Joseph has to start making plays, doing the things with which a slowed-down Manu Ginobili struggled in the finals—to the tune of a combined 12 turnovers in Games 6 and 7. That's a lot to ask of a third-year point guard, but it's also the kind of thing that determines whether third-year point guards make it in this league.
With Nando de Colo and sharpshooting Patty Mills looking for minutes of their own, it's now or never for Joseph to carve out consistent minutes. Parker will need those minutes now more than ever, at least for the first 82 games.
Another NBA Finals MVP Award
Tony Parker is at his best when he can throw himself at the basket with abandon. The emergence of his mid-range game is essential to San Antonio's philosophy, but so much of that philosophy also depends on Parker breaking down the defense.
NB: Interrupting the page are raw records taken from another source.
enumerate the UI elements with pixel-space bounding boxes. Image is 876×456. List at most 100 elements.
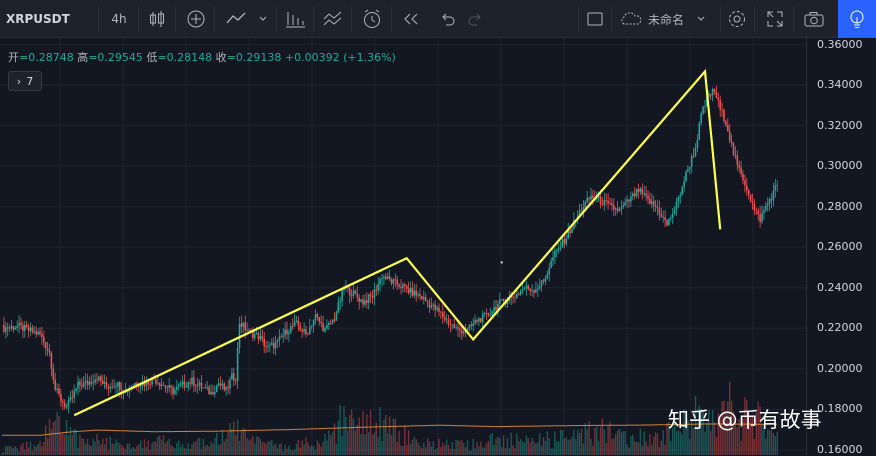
- volume-bar: [295, 443, 298, 455]
- redo-button[interactable]: [464, 0, 488, 38]
- candle-body: [383, 276, 385, 279]
- candle-body: [229, 379, 231, 389]
- candle-body: [666, 220, 668, 226]
- symbol-search-button[interactable]: XRPUSDT: [6, 0, 76, 38]
- volume-bar: [404, 425, 406, 455]
- candle-body: [255, 333, 258, 335]
- volume-bar: [324, 434, 326, 455]
- candle-body: [474, 320, 476, 324]
- volume-bar: [411, 439, 414, 455]
- candle-body: [586, 197, 588, 202]
- volume-bar: [675, 431, 678, 455]
- volume-bar: [394, 418, 396, 455]
- volume-bar: [250, 439, 252, 455]
- volume-bar: [744, 397, 746, 455]
- candle-body: [248, 329, 250, 331]
- volume-bar: [597, 440, 600, 455]
- chart-style-button[interactable]: [281, 0, 309, 38]
- candle-body: [626, 199, 628, 203]
- candle-body: [559, 247, 562, 249]
- candle-body: [290, 326, 292, 333]
- volume-bar: [387, 433, 389, 455]
- toolbar-separator: [313, 6, 314, 32]
- candle-body: [39, 331, 41, 334]
- price-axis[interactable]: 0.36000 0.34000 0.32000 0.30000 0.28000 0.260…: [806, 38, 876, 456]
- price-chart[interactable]: [0, 38, 806, 455]
- volume-bar: [715, 437, 718, 455]
- volume-bar: [711, 410, 714, 455]
- drawing-tool-button[interactable]: [222, 0, 250, 38]
- candle-body: [618, 208, 621, 212]
- candle-body: [396, 279, 398, 285]
- chart-pane[interactable]: [0, 38, 806, 455]
- volume-bar: [259, 438, 262, 455]
- candle-body: [278, 336, 281, 340]
- volume-bar: [7, 446, 9, 455]
- candle-body: [725, 121, 727, 126]
- snapshot-button[interactable]: [800, 0, 828, 38]
- replay-button[interactable]: [398, 0, 424, 38]
- volume-bar: [208, 446, 210, 455]
- candle-body: [584, 201, 587, 208]
- volume-bar: [482, 447, 484, 455]
- chart-type-button[interactable]: [144, 0, 170, 38]
- fullscreen-button[interactable]: [762, 0, 788, 38]
- candle-body: [582, 207, 585, 211]
- candle-body: [457, 327, 459, 329]
- candle-body: [147, 380, 150, 384]
- candle-body: [751, 201, 754, 204]
- indicators-toggle[interactable]: › 7: [8, 71, 42, 91]
- volume-bar: [409, 443, 412, 455]
- candle-body: [500, 298, 503, 300]
- settings-button[interactable]: [724, 0, 750, 38]
- undo-button[interactable]: [435, 0, 459, 38]
- volume-bar: [615, 433, 617, 455]
- volume-bar: [580, 428, 583, 455]
- volume-bar: [318, 443, 320, 455]
- volume-bar: [337, 420, 339, 455]
- price-tick-label: 0.18000: [817, 402, 863, 416]
- price-tick-label: 0.24000: [817, 280, 863, 294]
- indicators-button[interactable]: [182, 0, 210, 38]
- volume-bar: [656, 433, 659, 455]
- candle-body: [215, 385, 218, 392]
- candle-body: [350, 295, 353, 297]
- volume-bar: [216, 433, 218, 455]
- volume-bar: [521, 441, 524, 455]
- layout-select-button[interactable]: [583, 0, 607, 38]
- candle-body: [31, 327, 34, 333]
- candle-body: [523, 288, 526, 290]
- candle-body: [210, 392, 212, 395]
- candle-body: [94, 379, 96, 383]
- candle-body: [41, 333, 43, 337]
- candle-body: [18, 323, 20, 326]
- candle-body: [105, 382, 108, 388]
- alert-button[interactable]: [358, 0, 386, 38]
- change-percent: (+1.36%): [343, 51, 396, 64]
- candle-body: [176, 386, 178, 390]
- volume-bar: [495, 438, 497, 455]
- candle-body: [322, 323, 324, 332]
- volume-bar: [639, 428, 642, 455]
- candle-body: [700, 113, 702, 124]
- volume-bar: [27, 447, 30, 455]
- candle-body: [436, 307, 438, 310]
- interval-button[interactable]: 4h: [104, 0, 134, 38]
- volume-bar: [303, 444, 305, 455]
- candle-body: [24, 324, 26, 331]
- candle-body: [244, 322, 246, 331]
- drawing-tool-dropdown[interactable]: [254, 0, 272, 38]
- candle-body: [33, 331, 36, 333]
- compare-button[interactable]: [319, 0, 347, 38]
- candle-body: [597, 196, 600, 198]
- candle-body: [402, 284, 404, 289]
- candle-body: [723, 109, 725, 122]
- ideas-button[interactable]: [838, 0, 876, 38]
- volume-bar: [396, 442, 398, 455]
- volume-bar: [33, 445, 35, 455]
- volume-bar: [248, 440, 250, 455]
- volume-bar: [730, 401, 733, 455]
- save-layout-button[interactable]: 未命名: [618, 0, 718, 38]
- candle-body: [364, 300, 366, 305]
- trend-drawing-line: [73, 68, 722, 417]
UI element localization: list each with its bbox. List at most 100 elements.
Whether it results in a layup, floater, free throws or a pass to the perimeter, it's the Spurs' mojo.
This is a deep enough team that it can live without Parker at his best on some nights, but it can't afford anything less on the nights that matter.
Games 6 and 7 of the NBA Finals were nights that mattered.
Parker scored a combined 29 points in those games, making just nine of 35 field-goal attempts in 80 minutes of playing time. It's hard to imagine a former NBA Finals MVP coming up so empty at the 11th hour, but Parker was just bad enough to cost Duncan a fifth ring. He'd promised Duncan a chance at that ring, and he came through—but not far enough.
Blaming the hamstring doesn't change the fact that San Antonio will need a much fresher Parker next time. Concretely, that means more random, unscheduled nights off for Parker. You could look at those as lost games, but they're also opportunities for the bench to get some seasoning.
And most importantly, they're opportunities for Parker to avoid a bump or bruise that might throw him off. Most guys who live in the paint weigh more than 185 pounds, and that's been a double-edged sword for Parker. He slips into the paint as easily as anyone, but he takes a pounding when he gets there.
When you think of finals MVPs, you don't think Parker. But he remains one of the game's absolute best scorers when playing at 100 percent. Winning one more title will just be a matter of keeping him that way.